Posted Apr 3, 2014 19:05 UTC (Thu) by bkuhn (subscriber, #58642) [Link]

> This is precisely why, for example, GPLv3 is a better choice than GPLv2 and the Apache License is a better choice than the ISC license: because in both those cases, the latter license covers important legal issues that the former license doesn't.

Woops, former and latter are backwards in there. Sorry about that. :)

The most powerful contributor agreement

Posted Apr 7, 2014 1:26 UTC (Mon) by pj (subscriber, #4506) [Link] (1 responses)

Other issues aside, I like DCO over CLA because DCO signoff is per-commit, while CLA signoff is.. forever? It may make no practical difference, but I like not having code I've yet to write be covered by a CLA I already signed.

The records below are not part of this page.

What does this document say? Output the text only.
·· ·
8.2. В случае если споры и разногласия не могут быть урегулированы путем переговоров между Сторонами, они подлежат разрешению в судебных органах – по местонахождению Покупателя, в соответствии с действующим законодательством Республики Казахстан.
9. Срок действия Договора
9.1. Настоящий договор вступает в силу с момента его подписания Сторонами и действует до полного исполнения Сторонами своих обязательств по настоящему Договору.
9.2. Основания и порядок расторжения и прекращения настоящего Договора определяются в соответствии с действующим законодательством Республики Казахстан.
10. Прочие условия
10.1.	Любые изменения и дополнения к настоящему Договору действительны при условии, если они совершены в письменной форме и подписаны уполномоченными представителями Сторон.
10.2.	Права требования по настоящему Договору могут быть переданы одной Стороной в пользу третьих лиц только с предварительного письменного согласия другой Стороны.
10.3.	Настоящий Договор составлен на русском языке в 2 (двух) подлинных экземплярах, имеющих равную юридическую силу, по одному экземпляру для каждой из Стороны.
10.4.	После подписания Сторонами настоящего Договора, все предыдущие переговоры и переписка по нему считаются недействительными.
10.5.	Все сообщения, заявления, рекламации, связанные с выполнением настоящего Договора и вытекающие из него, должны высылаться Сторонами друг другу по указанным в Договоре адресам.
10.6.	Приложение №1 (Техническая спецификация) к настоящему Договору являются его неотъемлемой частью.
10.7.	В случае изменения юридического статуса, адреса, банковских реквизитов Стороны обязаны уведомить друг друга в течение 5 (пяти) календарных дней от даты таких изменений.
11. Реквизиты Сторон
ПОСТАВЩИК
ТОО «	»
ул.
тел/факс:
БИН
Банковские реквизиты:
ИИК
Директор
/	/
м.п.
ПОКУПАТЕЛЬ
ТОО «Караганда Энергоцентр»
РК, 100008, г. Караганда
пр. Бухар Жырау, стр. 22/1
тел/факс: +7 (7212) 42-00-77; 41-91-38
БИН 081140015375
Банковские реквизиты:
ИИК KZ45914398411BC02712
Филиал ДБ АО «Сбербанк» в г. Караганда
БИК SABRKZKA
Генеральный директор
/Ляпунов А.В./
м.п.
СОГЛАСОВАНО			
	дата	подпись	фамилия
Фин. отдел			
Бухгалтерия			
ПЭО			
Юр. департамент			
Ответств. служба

The most powerful contributor agreement

Posted Apr 9, 2014 18:32 UTC (Wed) by kpfleming (subscriber, #23250) [Link]

CLAs generally require explicit contribution by the contributor. The fact that code you write after signing the CLA is potentially contributable under the terms of that CLA does not mean the code is 'covered' by it, if by 'covered' you are implying that the receiving project somehow has rights to use the code even though you did not contribute it.

The most powerful contributor agreement

Posted Apr 26, 2014 3:47 UTC (Sat) by mikedep333 (subscriber, #91993) [Link]

Thank you. I just suggested to the open source project I contribute to (X2Go) that we adopt the DCO.